Here's the handy register of every player who appeared in 2012, complete with minor-league data for recent Major Leaguers. I wish my old Sporting News and MacMillan registers had so many stat categories ... Here's the best of John Dewan's unique Fielding Bible - the modern-metric version of Gold Gloves, plus the leaders by position for runs saved and plus/minus performance, all backed up by the most comprehensive 2012 Fielding Register available anywhere ... Here are Leader Boards like you've never seen elsewhere: 90 categories each for AL batters, AL pitchers, NL batters and NL pitchers.

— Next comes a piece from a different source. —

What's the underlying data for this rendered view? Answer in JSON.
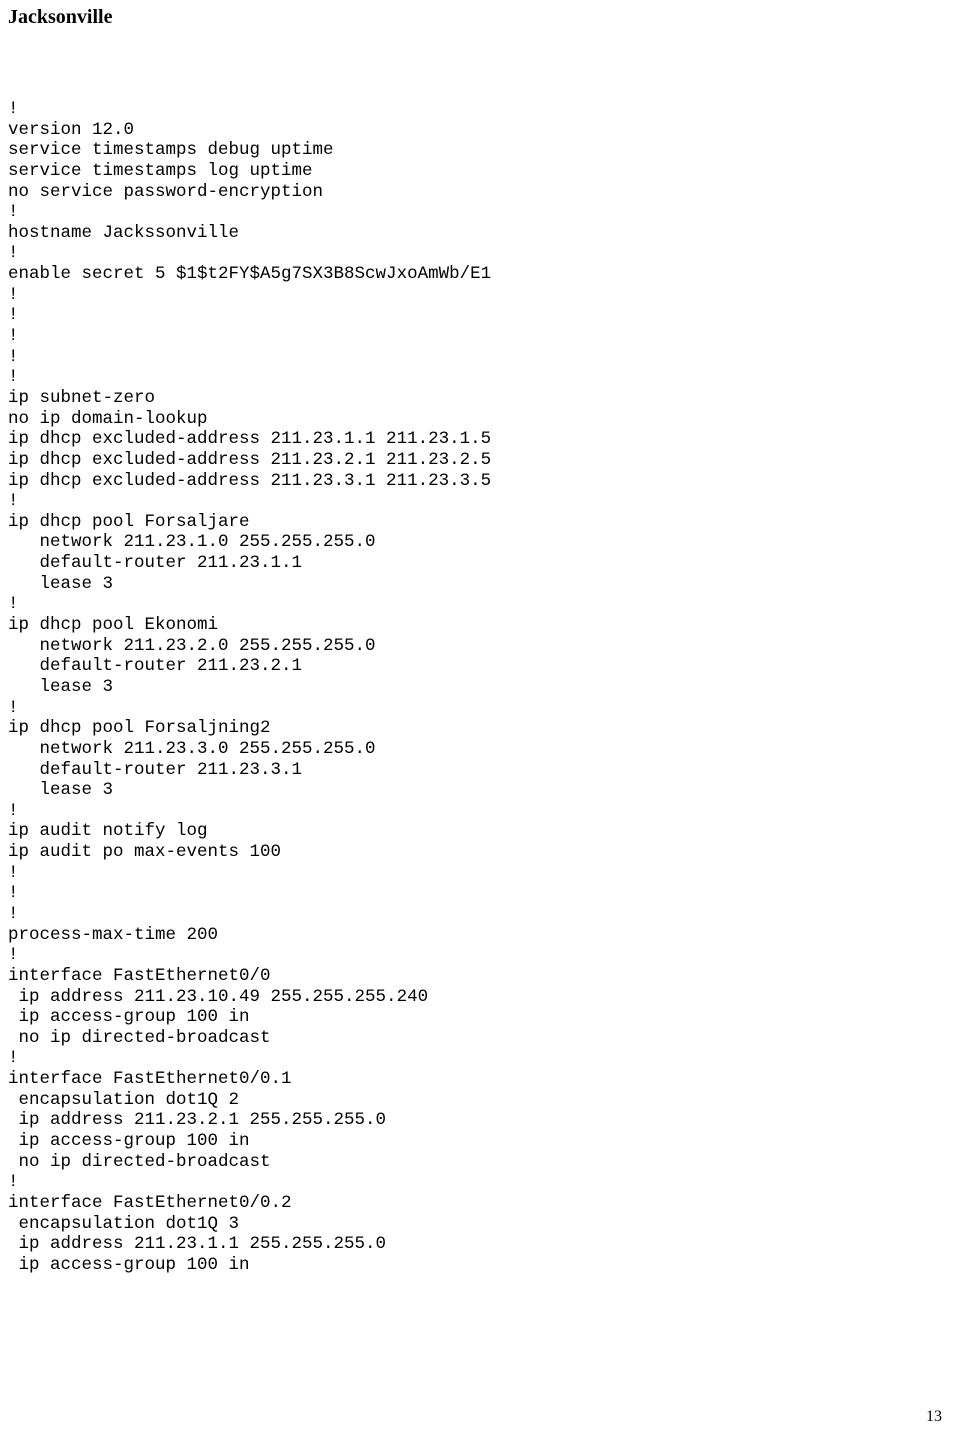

Basic stats, situational stats, and such fun stuff as longest (and shortest) home runs, and swing-and-miss percentage ...
Here's a Handbook original: Individual-player breakdowns of baserunning efficiency (extra bases taken and baserunning gaffes) ... And such other Bill James specialties as Win Shares, Career Targets, Hall of Fame Monitor, and Team Efficiency (which teams over-performed/underperformed their stats).
If you share my passion for pitching, here's the mother lode: Every pitcher's performance hitting, fielding and holding base runners; the new Pitcher Analysis shows totals for groundballs, fly balls and line drives and how many times each pitcher got ahead or behind in the count; each man's pitch repertoire and how often they threw each pitch. (Top starters like Justin Verlander, Clayton Kershaw, Felix Hernandez and Roy Halladay have four pitches each, while R.A. Dickey gets by, quite well, with 85 percent knuckleballs. Lights-out closers Aroldis Chapman and Craig Kimbrel rely on two pitchers. That may be a hint about whether Chapman will become a starter, or how effective a starter he will be if he gets the chance.)
There's more. But that's the fun of having the treasure box that is the Bill James Handbook. Everywhere you search, there's another gem.